Optimal Constant Positive Airway Pressure Assessed by Arterial Alveolar Difference for CO2 in Hyaline Membrane Disease

ABSTRACT. In a group of infants with hyaline membrane disease, the level of optimal constant positive airway pressure (CPAP) was assessed by raising CPAP in small steps from an initial low value, and after each change measuring the arterial alveolar difference for CO2 (aADCO2) and transmission of airway pressure to the esophagus. Below optimal CPAP there was a progressive increase in mixed alveolar partial pressure of CO2 (PACO2) and no change in arterial partial pressure of CO2 (PaCO2), so that aADCO2 declined and reached a lowest value at optimal CPAP. Correspondingly, transmission of airway pressure increased progressively and reached a highest value at optimal CPAP. Between 1 step below and optimal CPAP, PACO2 rose from 30.9 to 34.0 torr, and aADCO2 declined from 16.6 to 12.7 torr. Between optimal and 1 step above optimal CPAP, PaCO2 increased from 46.7 to 51.0 torr, PACO2 rose slightly, and aADCO2 increased from 12.7 to 15.6 torr.
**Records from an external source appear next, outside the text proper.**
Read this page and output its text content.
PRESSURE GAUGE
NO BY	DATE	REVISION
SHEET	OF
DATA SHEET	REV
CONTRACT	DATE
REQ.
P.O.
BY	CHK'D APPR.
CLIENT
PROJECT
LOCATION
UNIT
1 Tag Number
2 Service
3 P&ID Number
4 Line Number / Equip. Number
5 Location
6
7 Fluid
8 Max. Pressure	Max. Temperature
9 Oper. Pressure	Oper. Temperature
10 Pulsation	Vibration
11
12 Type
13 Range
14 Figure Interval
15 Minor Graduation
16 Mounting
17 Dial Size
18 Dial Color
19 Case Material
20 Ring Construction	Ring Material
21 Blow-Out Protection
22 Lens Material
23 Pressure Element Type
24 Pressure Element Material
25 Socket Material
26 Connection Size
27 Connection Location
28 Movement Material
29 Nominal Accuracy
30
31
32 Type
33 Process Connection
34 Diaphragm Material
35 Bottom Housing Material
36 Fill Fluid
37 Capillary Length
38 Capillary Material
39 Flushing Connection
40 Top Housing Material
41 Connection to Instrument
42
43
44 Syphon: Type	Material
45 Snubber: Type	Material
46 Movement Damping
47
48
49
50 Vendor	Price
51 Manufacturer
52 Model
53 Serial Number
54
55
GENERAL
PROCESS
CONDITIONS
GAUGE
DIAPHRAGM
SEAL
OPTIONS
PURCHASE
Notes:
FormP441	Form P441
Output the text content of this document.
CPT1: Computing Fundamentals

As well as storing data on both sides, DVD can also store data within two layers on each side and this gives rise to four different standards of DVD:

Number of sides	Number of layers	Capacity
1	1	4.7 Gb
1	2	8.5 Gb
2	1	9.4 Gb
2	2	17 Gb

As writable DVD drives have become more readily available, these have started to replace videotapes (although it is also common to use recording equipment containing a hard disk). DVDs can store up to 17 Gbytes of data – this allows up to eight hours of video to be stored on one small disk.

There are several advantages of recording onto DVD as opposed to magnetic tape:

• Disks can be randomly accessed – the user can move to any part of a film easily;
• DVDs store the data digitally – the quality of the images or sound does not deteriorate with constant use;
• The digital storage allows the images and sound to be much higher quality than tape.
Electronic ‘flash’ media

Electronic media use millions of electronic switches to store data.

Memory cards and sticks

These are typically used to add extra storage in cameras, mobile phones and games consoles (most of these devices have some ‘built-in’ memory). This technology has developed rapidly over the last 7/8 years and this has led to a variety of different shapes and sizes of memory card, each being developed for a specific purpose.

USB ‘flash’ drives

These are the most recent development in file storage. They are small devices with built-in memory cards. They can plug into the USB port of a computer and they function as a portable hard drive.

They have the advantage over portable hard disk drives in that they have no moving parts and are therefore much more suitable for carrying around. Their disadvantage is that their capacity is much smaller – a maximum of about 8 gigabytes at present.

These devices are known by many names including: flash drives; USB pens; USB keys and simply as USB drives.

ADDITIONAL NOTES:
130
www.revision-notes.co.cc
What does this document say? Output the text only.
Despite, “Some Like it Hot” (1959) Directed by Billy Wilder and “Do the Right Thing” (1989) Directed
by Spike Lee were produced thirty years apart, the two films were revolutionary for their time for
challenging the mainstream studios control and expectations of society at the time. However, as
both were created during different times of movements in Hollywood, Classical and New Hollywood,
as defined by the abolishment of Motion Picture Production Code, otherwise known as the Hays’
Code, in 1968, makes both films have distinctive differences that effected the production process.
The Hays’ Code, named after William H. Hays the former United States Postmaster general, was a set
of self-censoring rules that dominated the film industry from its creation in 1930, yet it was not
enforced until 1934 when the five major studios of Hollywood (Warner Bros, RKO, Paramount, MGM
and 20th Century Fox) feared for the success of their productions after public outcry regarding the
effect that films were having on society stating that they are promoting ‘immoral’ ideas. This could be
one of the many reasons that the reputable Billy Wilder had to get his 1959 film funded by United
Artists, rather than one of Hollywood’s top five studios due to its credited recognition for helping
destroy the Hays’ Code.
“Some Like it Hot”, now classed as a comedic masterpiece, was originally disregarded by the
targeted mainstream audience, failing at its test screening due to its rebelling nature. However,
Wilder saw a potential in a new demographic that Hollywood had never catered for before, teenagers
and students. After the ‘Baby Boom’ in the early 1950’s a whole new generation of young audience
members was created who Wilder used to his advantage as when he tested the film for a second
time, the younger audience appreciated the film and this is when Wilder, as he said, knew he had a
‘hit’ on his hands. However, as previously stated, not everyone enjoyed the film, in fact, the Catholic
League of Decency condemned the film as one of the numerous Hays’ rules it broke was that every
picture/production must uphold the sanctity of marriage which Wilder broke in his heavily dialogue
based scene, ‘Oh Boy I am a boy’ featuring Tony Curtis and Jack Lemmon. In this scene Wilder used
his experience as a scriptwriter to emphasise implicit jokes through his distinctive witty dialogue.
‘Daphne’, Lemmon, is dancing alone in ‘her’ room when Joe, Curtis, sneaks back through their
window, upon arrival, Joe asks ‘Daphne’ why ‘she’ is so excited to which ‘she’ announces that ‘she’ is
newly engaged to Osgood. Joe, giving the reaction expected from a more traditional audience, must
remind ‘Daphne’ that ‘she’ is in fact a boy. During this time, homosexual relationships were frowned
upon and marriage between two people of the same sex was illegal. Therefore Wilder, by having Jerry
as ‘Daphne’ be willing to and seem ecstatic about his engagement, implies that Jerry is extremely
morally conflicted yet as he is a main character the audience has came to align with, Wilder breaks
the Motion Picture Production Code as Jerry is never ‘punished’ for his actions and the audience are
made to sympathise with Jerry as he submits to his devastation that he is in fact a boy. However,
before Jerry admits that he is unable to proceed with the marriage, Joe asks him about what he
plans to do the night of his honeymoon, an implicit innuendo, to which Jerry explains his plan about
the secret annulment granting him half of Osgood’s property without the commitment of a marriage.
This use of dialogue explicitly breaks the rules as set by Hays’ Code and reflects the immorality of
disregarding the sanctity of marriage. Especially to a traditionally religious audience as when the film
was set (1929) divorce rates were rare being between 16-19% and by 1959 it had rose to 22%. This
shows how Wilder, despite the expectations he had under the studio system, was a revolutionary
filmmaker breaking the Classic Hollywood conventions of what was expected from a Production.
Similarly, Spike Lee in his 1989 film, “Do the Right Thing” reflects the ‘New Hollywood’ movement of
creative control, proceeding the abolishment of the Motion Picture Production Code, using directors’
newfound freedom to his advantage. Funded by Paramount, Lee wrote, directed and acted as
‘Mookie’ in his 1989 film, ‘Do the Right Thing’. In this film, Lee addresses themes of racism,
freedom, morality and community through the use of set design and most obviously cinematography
Thus, the aADCO2 was an excellent index of optimal CPAP. In five patients with measurements of PaO2 at constant fractional inspired oxygen, calculated values for arterial oxygen saturation changed from 80.8 to 91.5 to 92.2%, and calculated values for venous admixture changed from 0.61 to 0.48 to 0.46 as CPAP was raised from 1 step below through optimal to 1 step above optimal CPAP. The results are interpreted to mean a progressive improvement in perfusion of well ventilated lung units as CPAP increased to optimal levels, but a significant reduction of both ventilation and perfusion above optimal CPAP. The values for venous admixture were used to calculate ventilation-perfusion ratio (VA/Qc) in a lung model which includes three compartments, high VA/Qc, open low VA/Qc, and shunt. The calculated VA/Qc values were incorporated in O2-CO2 diagrams, and predicted values for PACO2 were calculated for conditions 1 step below, at, and 1 step above optimal CPAP. The measured and predicted values agreed closely, validating use of the model. However, a progressive disparity, as CPAP was increased, suggests that cardiac output decreased with higher levels of CPAP.